Protecting State Services From A Deficit
California is facing a deficit. To protect services, the state should make use of billions of federal dollars currently being left on the table. Unlike Colorado, Oregon and Washington, California still runs an insurance system for retired employees even though that became redundant after President Obama and Congress enacted the Affordable Care Act, which provides premium support to purchase health insurance. For example, a retired 55-year-old California prison guard with a family of four collecting $100,000 per year in pension could receive $1,900 per month in premium support:
But instead of accessing that money, the state is needlessly incurring $4 billion of annual retiree health expenses, most of which is paid in cash and the balance added to retiree health liabilities that now total nearly $100 billion. That’s why a retired public employee costs California eight times more than the same retiree costs Colorado, needlessly depressing public services, headcount and salaries and wasting state taxpayer dollars. To add insult to injury, by needlessly including retired employees in its insurance pool, the state is also needlessly increasing premiums for active employees.

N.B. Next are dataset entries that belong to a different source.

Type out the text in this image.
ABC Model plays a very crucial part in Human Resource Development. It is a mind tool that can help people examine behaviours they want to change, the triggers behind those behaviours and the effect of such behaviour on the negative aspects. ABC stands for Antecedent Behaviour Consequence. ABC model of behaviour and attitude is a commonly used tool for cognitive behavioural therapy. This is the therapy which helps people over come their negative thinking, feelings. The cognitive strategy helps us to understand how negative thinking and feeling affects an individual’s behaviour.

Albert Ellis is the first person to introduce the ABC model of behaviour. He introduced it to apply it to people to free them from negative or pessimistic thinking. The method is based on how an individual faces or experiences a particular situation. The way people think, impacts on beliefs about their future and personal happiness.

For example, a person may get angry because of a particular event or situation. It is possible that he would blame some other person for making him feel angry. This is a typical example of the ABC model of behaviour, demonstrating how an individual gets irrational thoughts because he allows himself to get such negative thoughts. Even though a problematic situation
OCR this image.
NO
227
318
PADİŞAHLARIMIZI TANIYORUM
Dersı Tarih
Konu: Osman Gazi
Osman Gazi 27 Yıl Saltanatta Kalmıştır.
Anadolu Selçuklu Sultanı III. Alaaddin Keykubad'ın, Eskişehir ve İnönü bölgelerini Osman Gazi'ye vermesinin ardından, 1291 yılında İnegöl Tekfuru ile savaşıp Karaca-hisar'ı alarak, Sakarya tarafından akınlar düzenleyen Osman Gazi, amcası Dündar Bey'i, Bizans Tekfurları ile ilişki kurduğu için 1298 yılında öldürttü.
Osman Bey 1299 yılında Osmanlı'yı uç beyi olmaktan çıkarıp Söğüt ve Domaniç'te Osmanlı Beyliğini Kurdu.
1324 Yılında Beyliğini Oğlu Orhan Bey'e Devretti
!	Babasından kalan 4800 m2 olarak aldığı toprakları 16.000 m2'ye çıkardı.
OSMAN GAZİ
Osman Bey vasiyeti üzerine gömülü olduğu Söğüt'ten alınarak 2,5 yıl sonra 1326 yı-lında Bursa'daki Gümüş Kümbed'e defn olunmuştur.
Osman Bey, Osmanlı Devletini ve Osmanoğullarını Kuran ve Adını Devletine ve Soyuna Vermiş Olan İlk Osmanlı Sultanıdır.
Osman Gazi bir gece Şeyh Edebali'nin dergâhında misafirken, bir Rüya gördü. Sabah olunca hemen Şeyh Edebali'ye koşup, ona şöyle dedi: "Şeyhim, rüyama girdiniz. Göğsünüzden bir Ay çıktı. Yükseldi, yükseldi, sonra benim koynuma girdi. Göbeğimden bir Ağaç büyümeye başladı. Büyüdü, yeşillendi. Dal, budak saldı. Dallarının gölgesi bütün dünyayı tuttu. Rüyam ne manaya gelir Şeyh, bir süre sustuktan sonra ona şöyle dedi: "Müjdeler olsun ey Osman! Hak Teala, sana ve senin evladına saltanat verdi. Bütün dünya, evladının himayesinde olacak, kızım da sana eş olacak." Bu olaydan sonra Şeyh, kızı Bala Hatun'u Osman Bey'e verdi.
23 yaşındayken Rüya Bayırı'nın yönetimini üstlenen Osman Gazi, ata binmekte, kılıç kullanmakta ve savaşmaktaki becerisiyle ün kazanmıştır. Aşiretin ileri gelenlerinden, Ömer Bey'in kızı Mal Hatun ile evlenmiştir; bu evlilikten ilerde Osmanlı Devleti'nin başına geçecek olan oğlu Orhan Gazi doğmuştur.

As page 139 of the state’s Comprehensive Annual Financial Report makes clear, retiree health benefit terms can be amended by the Governor and Legislature. They should amend those terms to require full use of federal benefits before limited state subsidies are provided. Covered California makes it easy, both to access benefits and to arrange insurance coverage. The state should require the same of all subsidiaries, including local governments, schools, colleges, universities, transportation agencies and special districts that similarly are wasting state and local taxes and student and user fees.